Cuando Lord Cambridge salió del palacio, presintió que jamás volvería a la corte. Deseaba pasar el resto de su vida en Cumbria, disfrutando de los pequeños placeres cotidianos. Después de todo, se lo merecía. Ya no era joven y comenzaba a sentir el peso de los años. Especialmente en las rodillas, se dijo para sus adentros, y estuvo a punto de echarse a reír. Burlarse de sí mismo era la manera más eficaz de soportar los achaques de la vejez.
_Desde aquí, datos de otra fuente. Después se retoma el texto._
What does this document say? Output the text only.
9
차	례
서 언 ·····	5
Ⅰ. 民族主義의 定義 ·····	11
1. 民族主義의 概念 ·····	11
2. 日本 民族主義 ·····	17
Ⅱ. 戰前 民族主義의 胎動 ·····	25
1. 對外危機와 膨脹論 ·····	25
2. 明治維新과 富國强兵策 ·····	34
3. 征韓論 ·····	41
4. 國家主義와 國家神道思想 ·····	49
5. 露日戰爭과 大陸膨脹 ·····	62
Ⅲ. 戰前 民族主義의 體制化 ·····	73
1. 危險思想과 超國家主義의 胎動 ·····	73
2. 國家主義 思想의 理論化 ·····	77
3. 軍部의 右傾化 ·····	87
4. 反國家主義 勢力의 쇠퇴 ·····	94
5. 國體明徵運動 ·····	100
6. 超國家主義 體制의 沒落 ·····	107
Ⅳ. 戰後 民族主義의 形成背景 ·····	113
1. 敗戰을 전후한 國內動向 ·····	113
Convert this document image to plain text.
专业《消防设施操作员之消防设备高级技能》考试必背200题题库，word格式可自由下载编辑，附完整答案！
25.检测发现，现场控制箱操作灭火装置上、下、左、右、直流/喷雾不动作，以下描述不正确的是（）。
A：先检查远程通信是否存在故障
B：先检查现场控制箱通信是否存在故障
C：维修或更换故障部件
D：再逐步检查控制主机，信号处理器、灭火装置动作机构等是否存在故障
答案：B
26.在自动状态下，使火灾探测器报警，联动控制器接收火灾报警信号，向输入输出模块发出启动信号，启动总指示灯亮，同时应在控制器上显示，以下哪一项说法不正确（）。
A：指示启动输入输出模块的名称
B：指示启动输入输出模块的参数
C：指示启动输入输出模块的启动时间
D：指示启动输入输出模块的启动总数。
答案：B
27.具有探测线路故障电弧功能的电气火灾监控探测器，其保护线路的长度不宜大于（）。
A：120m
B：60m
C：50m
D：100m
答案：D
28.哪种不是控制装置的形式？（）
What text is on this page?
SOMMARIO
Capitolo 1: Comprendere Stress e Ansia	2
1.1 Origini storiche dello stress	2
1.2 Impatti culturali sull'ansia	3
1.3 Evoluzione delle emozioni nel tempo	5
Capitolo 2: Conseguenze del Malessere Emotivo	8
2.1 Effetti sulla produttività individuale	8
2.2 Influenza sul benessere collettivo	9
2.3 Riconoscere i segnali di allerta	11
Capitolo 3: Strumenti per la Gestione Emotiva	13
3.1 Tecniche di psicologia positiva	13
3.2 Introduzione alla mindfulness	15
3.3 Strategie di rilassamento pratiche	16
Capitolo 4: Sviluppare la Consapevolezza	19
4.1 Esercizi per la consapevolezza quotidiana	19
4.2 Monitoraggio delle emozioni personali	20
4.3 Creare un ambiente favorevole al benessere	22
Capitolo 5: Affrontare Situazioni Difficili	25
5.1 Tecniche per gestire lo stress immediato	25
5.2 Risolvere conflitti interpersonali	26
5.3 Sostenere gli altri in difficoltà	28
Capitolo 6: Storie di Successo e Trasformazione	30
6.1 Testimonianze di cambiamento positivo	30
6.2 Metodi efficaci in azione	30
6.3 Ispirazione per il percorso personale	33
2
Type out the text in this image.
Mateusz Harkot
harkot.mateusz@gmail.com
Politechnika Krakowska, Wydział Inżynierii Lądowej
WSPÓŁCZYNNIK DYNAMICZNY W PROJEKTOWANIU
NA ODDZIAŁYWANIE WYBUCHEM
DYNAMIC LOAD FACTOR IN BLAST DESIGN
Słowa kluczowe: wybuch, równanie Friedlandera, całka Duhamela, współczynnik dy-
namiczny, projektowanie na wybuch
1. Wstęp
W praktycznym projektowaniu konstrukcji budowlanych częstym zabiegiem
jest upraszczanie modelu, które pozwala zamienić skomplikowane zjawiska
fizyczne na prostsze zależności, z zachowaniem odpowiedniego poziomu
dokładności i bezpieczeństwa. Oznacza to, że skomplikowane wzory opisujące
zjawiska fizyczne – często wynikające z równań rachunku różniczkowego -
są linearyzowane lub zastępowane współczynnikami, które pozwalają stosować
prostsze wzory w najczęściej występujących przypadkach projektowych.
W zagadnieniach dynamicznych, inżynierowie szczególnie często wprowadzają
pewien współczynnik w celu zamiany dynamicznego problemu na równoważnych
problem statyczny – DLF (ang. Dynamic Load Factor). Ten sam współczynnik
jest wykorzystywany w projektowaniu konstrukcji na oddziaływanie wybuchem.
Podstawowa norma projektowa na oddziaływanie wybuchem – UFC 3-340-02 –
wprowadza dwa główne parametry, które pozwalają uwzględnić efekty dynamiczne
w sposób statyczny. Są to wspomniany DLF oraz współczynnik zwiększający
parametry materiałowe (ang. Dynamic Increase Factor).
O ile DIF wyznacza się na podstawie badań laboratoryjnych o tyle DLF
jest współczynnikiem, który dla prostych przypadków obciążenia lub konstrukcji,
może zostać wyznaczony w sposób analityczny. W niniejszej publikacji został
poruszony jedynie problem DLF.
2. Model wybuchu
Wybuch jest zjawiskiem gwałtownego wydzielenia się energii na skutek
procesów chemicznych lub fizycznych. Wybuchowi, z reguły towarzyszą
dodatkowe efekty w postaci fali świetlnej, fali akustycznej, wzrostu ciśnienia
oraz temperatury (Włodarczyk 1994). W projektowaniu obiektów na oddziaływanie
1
Philippa llegó a la hora de la cena y meneó la cabeza al ver que los baúles ya estaban en el carro. Era solo cuatro años mayor que su hermana, pero en cuanto a su actitud frente a la vida, le llevaba cien años de ventaja. Ella era una mujer moderna que sabía cómo lograr que sus hijos escalaran posiciones en la sociedad. Elizabeth, por el contrario, se contentaba con ser una terrateniente responsable. Ninguna de las dos iba a cambiar, pero la condesa quería que su hermana menor se casara y fuera feliz en su matrimonio.
– Se acostarán temprano, pues mañana partirán antes del alba, supongo -dijo Philippa en un tono ligeramente burlón.
– Y tú comerás a las apuradas para no perderte la fiesta del palacio -contraatacó Elizabeth.